Question

Let $E=\mathbb{C}/L$ be an elliptic curve. Then $\mathbb{C}$ is contractible, and $L$ is the fundamental group of $E$. What's interesting is that we can find the cohomology of $E$, which is the same as the sheaf cohomology $H^i(E,\mathbb{Z})$ for the constant sheaf $\mathbb{Z}$, by taking the group cohomology of $L$ with trivial action on $\mathbb{Z}$. What's more interesting is that if $\mathcal{O}^\times$ is the sheaf of invertible holomorphic functions on $E$, then we can find the sheaf cohomology of this by considering the group cohomology of the action of $L$ on the group of invertible holomorphic functions on $\mathbb{C}$ defined by $(\omega f)(z)=f(z+\omega)$ for $\omega \in L$. In the case of $H^0$, this is obvious, since the holomorphic functions which are fixed by $L$ ($H^0$ in group cohomology), which is the same as invertible holomorphic functions on $E$, which is the same as the global sections of the sheaf on $E$ (and this is true for many other sheaves).
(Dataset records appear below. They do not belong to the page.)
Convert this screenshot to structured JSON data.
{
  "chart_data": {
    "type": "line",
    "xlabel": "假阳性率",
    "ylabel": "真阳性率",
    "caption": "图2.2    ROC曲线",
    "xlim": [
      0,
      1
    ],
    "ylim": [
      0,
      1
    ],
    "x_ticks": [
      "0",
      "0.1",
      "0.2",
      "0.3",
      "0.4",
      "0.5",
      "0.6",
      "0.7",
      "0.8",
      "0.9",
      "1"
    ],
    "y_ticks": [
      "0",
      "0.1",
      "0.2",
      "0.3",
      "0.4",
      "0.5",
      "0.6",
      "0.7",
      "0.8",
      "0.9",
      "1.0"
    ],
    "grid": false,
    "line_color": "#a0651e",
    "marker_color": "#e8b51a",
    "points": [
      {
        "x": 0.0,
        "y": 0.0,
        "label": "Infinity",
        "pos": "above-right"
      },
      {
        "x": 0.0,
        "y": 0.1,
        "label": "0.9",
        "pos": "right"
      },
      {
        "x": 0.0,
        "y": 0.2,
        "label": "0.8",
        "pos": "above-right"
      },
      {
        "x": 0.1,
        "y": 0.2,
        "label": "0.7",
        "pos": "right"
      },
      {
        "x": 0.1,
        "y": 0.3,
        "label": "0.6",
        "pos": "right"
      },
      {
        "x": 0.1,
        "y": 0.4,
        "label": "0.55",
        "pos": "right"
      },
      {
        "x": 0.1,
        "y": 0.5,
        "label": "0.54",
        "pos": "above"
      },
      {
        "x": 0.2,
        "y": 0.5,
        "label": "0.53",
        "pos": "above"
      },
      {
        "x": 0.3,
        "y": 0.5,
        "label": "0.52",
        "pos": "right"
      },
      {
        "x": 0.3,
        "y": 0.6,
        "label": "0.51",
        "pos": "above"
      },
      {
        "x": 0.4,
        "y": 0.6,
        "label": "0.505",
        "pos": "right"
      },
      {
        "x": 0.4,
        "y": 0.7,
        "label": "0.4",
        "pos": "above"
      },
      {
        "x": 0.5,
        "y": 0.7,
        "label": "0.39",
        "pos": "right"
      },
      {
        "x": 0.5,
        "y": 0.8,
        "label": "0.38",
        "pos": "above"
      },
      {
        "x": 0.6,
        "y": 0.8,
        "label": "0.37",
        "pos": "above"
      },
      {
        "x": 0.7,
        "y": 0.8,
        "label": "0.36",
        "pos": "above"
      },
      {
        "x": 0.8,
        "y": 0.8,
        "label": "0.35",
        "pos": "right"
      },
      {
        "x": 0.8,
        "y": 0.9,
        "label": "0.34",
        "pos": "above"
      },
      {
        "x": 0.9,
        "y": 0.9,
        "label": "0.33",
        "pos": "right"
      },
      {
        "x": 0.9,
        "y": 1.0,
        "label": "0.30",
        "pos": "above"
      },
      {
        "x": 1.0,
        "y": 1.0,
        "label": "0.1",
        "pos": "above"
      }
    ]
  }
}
In the case of $H^1$, one can see that both are the group of invertible line bundles on $E$.

My question is: why is the group ($L$-module) of holomorphic functions on $\mathbb{C}$ the natural one to consider? In this case, it's clearer, since we know what holomorphic functions are. If in general we have a covering map $U \to X$ for some space $X$, with $U$ a contractible universal cover, then given a sheaf on $X$, how do we know what sheaf on $U$ to consider? Specifically, which sheaf on $U$ gives the sheaf cohomology when we take the group cohomology of its global sections?

Answer 1

I doubt that in general one can construct a reasonable sheaf on $U$ with the required properties. To see what kind of bad things can happen, let us try to understand why this works for $X$ an elliptic curve and the sheaf $\cal{O}^{\times}$ on it.

We have the derived global sections functor from the $D^b$ of sheaves on $X$ to the $D^b$ of sheaves on a point, i.e. graded vector spaces. But given a sheaf $F$ on $X$ we can compute its global sections in a roundabout way: we can first take the pullback to $U$, then take global sections and then take the $G$-invariants where $G=\pi_1(X)$. Passing to the derived categories we get $$R\Gamma (F)=R(R\Gamma f^{-1}(F))^G$$ where $F\in D^b(X)$, $f:U\to X$ is the projection, $R\Gamma f^{-1}$ is the right derived functor of the left exact functor $\Gamma f^{-1}$ and $R(\cdot)^G$ is the right derived functor of the functor of $G$-invariants (this functor goes from the $D^b$ of $G$-modules to graded vector spaces).

We have the Grothendieck spectral sequence that converges to $H^\ast(X,F)$ with the $E_2$ sheet given by $$E_2^{p,q}=H^p(G,H^q(U,f^{-1}(F)).$$

Now if $X$ is an elliptic curve, $F=\cal{O}^{\times}$ and $U=\mathbf{C}$, then it follows from the exponential exact sequence that $H^q(U,f^{-1}(F))=0$ for $q\neq 0$, so the above spectral sequence collapses and we get the required isomorphism $H^\ast (X,F)=H^\ast(G,H^0(U,f^{-1}(F))$. This also happens when say $F$ is locally constant and $U$ is contractible. But in general there seems no reason to expect the spectral sequence to collapse, let alone to be concentrated in one row only.